Most of the sound recording was done with a stereo shotgun microphone, and most sounds in the world are stereo despite emitting from single points in space (the two channels emitting at a specified angle). One could argue that’s excessive, but to me, it often sounds richer and can give it a light “3D-plus” quality.
For instance, cloth was mostly waved past the mic, so there is usually sideways panning going on within each cloth sound itself, not just the panning due to character/camera movement. Some sounds needed to be mono and precise due to size or distance etc., but most are stereo.
The gates and grates opening and closing are made from the same bits I used in God of War III, trying to be gentler and more elegant. And a lot of the stone machinery sounds of the tower in the third level are from a trip I made to a rocky Malibu shore to record for that game’s Poseidon fight. The surf wasn’t good that day, but I got a lot of great material rolling boulders down the slope. That tower emits a sort of rhythmic non-electrical “power plant” ambience that I tried to make sound alive and breathing in a sinister, mysterious way.
The cinematic storyboard sequences went through visual revisions and kept getting moved around, and since the sound effects of each was streamed as a single file, the sound kept getting thrown out of sync. So I saved their final pass until the end, and did them in a straight shot over the winter holiday break when I knew they were done changing.
After the final mix in Sony San Diego’s swanky mix room during the first week of January, Austin noticed a bass tone I had used in the transitions was blowing out small TV speakers.

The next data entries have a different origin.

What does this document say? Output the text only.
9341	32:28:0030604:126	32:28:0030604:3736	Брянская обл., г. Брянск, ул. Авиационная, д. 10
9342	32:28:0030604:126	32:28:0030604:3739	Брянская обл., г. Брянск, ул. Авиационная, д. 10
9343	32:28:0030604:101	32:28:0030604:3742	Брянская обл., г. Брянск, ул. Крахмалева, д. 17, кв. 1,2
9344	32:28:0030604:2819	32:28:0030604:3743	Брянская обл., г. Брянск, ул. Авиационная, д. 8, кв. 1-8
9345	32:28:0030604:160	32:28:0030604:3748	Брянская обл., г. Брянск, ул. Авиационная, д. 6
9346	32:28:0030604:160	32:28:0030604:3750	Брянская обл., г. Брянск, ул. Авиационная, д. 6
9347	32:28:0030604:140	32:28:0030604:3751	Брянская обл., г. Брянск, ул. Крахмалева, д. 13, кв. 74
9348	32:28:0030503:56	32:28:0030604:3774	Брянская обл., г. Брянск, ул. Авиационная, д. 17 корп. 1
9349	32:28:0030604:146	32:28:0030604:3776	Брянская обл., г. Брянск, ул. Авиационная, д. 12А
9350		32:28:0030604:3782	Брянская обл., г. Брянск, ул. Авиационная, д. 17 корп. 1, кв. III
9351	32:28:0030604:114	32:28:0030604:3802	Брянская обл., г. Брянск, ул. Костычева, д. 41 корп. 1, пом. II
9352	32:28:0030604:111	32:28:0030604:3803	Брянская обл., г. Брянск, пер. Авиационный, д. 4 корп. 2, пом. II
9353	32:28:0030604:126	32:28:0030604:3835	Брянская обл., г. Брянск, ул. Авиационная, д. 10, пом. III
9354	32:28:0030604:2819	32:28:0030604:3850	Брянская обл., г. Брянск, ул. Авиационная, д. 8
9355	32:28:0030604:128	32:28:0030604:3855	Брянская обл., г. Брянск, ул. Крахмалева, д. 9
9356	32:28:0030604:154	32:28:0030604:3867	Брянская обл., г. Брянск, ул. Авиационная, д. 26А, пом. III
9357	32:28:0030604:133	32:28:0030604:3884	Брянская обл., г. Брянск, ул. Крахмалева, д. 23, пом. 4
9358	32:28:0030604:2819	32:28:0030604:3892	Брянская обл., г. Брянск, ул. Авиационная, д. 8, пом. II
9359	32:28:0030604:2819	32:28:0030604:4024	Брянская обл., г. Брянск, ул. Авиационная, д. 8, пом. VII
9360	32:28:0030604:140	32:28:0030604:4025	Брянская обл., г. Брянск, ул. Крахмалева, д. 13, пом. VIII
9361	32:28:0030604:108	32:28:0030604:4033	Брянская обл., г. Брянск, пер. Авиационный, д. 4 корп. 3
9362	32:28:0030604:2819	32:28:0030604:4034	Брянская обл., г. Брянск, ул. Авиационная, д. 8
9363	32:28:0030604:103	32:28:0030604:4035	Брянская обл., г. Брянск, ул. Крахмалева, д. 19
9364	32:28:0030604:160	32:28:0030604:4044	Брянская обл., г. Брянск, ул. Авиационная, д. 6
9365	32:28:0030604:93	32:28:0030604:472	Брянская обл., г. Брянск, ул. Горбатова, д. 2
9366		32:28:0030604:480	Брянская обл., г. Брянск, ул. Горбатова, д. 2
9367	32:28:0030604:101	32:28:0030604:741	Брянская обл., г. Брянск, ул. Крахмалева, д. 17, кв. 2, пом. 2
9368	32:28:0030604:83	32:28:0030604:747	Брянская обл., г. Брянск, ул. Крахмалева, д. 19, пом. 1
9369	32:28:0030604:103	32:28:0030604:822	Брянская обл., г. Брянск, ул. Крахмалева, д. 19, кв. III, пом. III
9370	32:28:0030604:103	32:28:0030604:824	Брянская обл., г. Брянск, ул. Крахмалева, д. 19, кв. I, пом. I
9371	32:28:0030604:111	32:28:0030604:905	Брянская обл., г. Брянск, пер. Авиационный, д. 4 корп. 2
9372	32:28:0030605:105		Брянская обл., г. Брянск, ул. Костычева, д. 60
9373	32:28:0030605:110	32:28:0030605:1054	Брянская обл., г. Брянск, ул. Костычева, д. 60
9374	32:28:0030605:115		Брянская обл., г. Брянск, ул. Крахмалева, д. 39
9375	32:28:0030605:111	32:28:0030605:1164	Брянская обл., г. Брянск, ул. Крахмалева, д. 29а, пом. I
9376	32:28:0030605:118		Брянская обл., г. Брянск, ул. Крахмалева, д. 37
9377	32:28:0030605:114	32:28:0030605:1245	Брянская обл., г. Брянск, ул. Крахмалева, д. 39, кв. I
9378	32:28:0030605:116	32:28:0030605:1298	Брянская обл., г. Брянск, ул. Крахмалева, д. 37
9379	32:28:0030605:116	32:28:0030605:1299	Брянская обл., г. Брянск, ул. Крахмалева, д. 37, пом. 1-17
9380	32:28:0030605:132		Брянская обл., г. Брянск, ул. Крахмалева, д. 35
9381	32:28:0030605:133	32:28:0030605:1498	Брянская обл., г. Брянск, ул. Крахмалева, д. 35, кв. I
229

So I redid all of the transition sequences the Sunday before the final submission in one steady charge. They mostly all use the same elements but each is actually something spontaneously unique.
Most of the sounds were hooked into the game by TGC president / creative director Jenova Chen himself. To show him where the different surround ambiences and reverbs should go, I took overhead screengrabs of each level in Maya, highlighted each specific area, and labeled them with which ambience to play and which reverb to use. A picture is worth a thousand words! Sorry I don’t have any.
Jenova likes to say that the mountain peak was filled with ocean sounds early in development, but that’s not completely accurate. I processed crashing ocean waves to make the faint snow ripple sounds, and they’re still in the game!